• Sonuç bulunamadı

Sivil Toplum Örgütlerinin Faaliyetleri Konusunda Genel Bir Değerlendirme

TÜRKİYE’DE SİVİL TOPLUM ÖRGÜTLERİNİN SOSYAL POLİTİKA FAALİYETLERİ ÜZERİNE BİR ARAŞTIRMA

3.3. Sivil Toplum Örgütlerinin Faaliyetleri Konusunda Genel Bir Değerlendirme

Bu aşamaya kadar değinilmiş olan konulardan, Türkiye’de modern anlamda sivil toplum kavramının oluşamaması nedeniyle STK’ların da bu fikirsel altyapı üzerinde yükselmedikleri ortaya çıkmaktadır. Batının Rönesans dönemini takiben yaşadığı Aydınlanma Dönemi Türkiye’de yaşanmamış, Sanayi Devrimi’ni takip eden sanayileşme süreci de kendiliğinden gelişmemiş, bunların sonucu olarak toplumsal yapı, cemaat olma özelliğinin dışına çıkamamış, çıktığı kesimler de deforme bir toplum yapısı sergilemiştir. Bunun sonucu olarak da sivil toplum oluşumları, kendiliğinden gelişim süreci içerisinde oluşmamıştır.

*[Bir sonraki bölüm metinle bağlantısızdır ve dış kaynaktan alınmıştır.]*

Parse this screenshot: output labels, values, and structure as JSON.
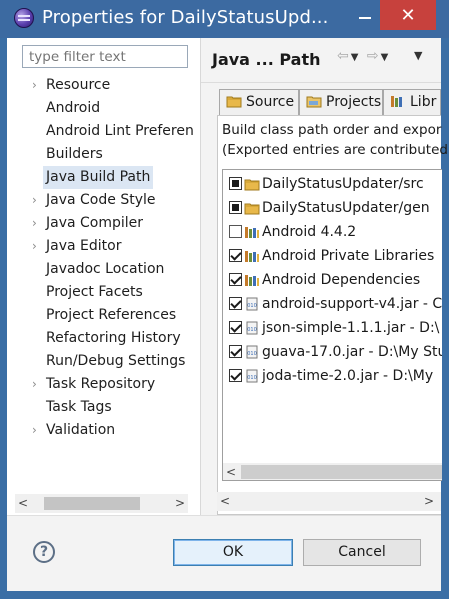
{
  "window": {
    "title": "Properties for DailyStatusUpd...",
    "minimize_glyph": "",
    "close_glyph": "✕"
  },
  "left": {
    "filter_placeholder": "type filter text",
    "items": [
      {
        "label": "Resource",
        "expandable": true
      },
      {
        "label": "Android",
        "expandable": false
      },
      {
        "label": "Android Lint Preferen",
        "expandable": false
      },
      {
        "label": "Builders",
        "expandable": false
      },
      {
        "label": "Java Build Path",
        "expandable": false,
        "selected": true
      },
      {
        "label": "Java Code Style",
        "expandable": true
      },
      {
        "label": "Java Compiler",
        "expandable": true
      },
      {
        "label": "Java Editor",
        "expandable": true
      },
      {
        "label": "Javadoc Location",
        "expandable": false
      },
      {
        "label": "Project Facets",
        "expandable": false
      },
      {
        "label": "Project References",
        "expandable": false
      },
      {
        "label": "Refactoring History",
        "expandable": false
      },
      {
        "label": "Run/Debug Settings",
        "expandable": false
      },
      {
        "label": "Task Repository",
        "expandable": true
      },
      {
        "label": "Task Tags",
        "expandable": false
      },
      {
        "label": "Validation",
        "expandable": true
      }
    ]
  },
  "right": {
    "page_title": "Java ... Path",
    "tabs": [
      {
        "label": "Source",
        "icon": "source-folder-icon"
      },
      {
        "label": "Projects",
        "icon": "projects-icon"
      },
      {
        "label": "Libr",
        "icon": "libraries-icon"
      }
    ],
    "description_line1": "Build class path order and expor",
    "description_line2": "(Exported entries are contributed",
    "entries": [
      {
        "label": "DailyStatusUpdater/src",
        "check": "square",
        "icon": "source-folder-icon"
      },
      {
        "label": "DailyStatusUpdater/gen",
        "check": "square",
        "icon": "source-folder-icon"
      },
      {
        "label": "Android 4.4.2",
        "check": "empty",
        "icon": "library-icon"
      },
      {
        "label": "Android Private Libraries",
        "check": "checked",
        "icon": "library-icon"
      },
      {
        "label": "Android Dependencies",
        "check": "checked",
        "icon": "library-icon"
      },
      {
        "label": "android-support-v4.jar - C",
        "check": "checked",
        "icon": "jar-icon"
      },
      {
        "label": "json-simple-1.1.1.jar - D:\\",
        "check": "checked",
        "icon": "jar-icon"
      },
      {
        "label": "guava-17.0.jar - D:\\My Stu",
        "check": "checked",
        "icon": "jar-icon"
      },
      {
        "label": "joda-time-2.0.jar - D:\\My",
        "check": "checked",
        "icon": "jar-icon"
      }
    ]
  },
  "buttons": {
    "help": "?",
    "ok": "OK",
    "cancel": "Cancel"
  },
  "colors": {
    "titlebar": "#3c6aa1",
    "close_button": "#c7413d",
    "selection": "#dbe6f3",
    "ok_border": "#3c7fb1"
  }
}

Türkiye’de sendikalaşmaya bakıldığında, kendiliğinden gelişmeyen, belli siyasi açılımların sonucu olarak tepeden inme bir şekilde hükmedilerek oluşan bir yapı göze çarpmaktadır. Yukarıda da değinildiği üzere, kendiliğinden gelişen sanayileşme sürecinin varolmadığı Türkiye’de buna bağlı olarak gelişmesi gereken sınıfsal yapılaşma da varolmamıştır. İşçi sınıfının ortaya çıkması ve hak arayışlarının başlıca aracı olan sendikalaşma da kendiliğinden gelişmemiş, belli siyasal düşünceler ve dönemlerde, siyasal iradenin güdümüyle ortaya çıkarılmıştır.

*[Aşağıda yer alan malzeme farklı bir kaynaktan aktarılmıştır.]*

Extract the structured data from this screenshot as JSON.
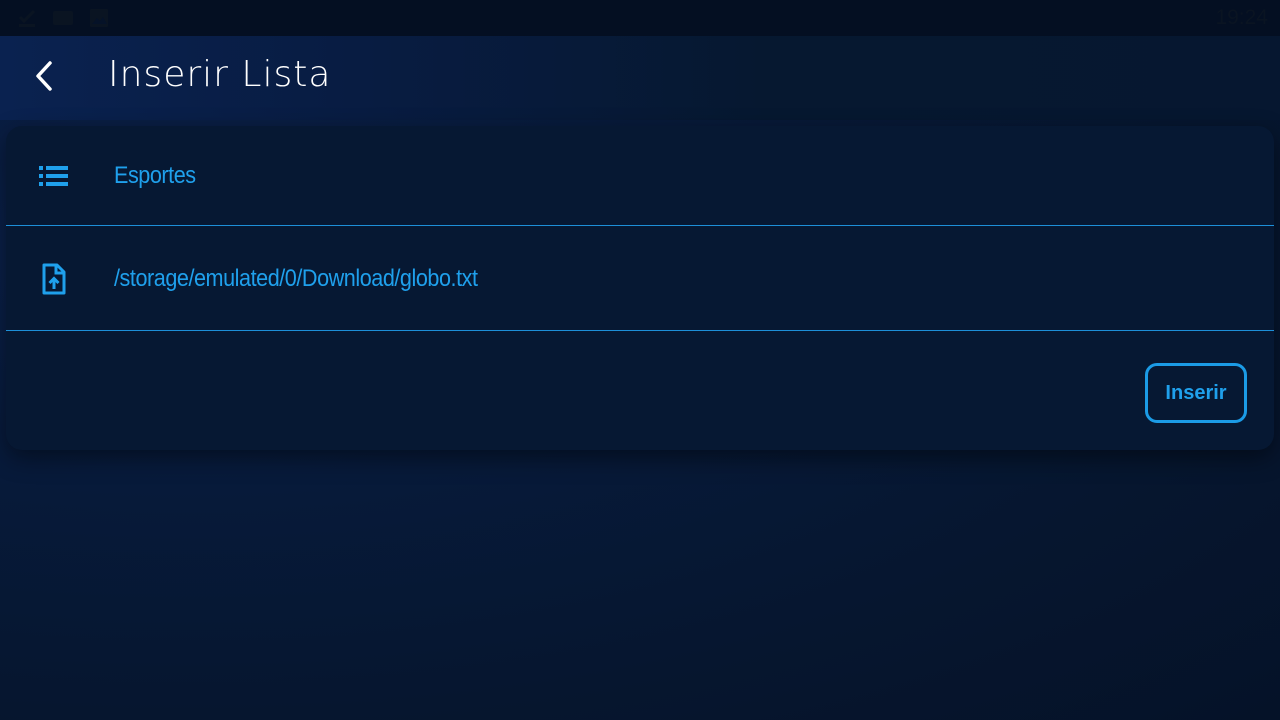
{
  "status_bar": {
    "time": "19:24",
    "icons": [
      "download-done-icon",
      "message-icon",
      "image-icon"
    ]
  },
  "app_bar": {
    "title": "Inserir Lista",
    "back_icon": "back-arrow-icon"
  },
  "form": {
    "fields": [
      {
        "icon": "list-icon",
        "value": "Esportes"
      },
      {
        "icon": "file-upload-icon",
        "value": "/storage/emulated/0/Download/globo.txt"
      }
    ],
    "submit_label": "Inserir"
  },
  "colors": {
    "accent": "#1fa0ec",
    "background": "#06162f",
    "card": "#061833",
    "status_bar": "#040f22"
  }
}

Türkiye’de sendikalar, gerek küreselleşme sürecinde Türkiye’yi etkileyen uluslararası faktörler, gerekse Türkiye’nin kendi iç dinamikleri nedeniyle hızla kan kaybetmektedir. Ancak tüm bunlara rağmen, Türkiye’de sivil toplum oluşumları içerisinde gerek kurumsal yapılaşmaları gerekse faaliyet alanları ve stratejileri açısından ele alındığında, sendikaların, küresel olumsuzluklara ve bunların Türkiye’deki yansımalarına karşı geliştirdikleri stratejilerle ve ihtiyaçların sadece karşılanmasına değil, aynı zamanda baskı grubu fonksiyonunun da hem bilimsel araştırmalar yoluyla, hem de çeşitli eylem şekilleriyle yerine getirilmesine verdikleri önemle, küreselleşme sürecinde dar anlamından geniş anlamına doğru kayan sosyal politika alanında aktör rollerini artıracakları anlaşılmaktadır.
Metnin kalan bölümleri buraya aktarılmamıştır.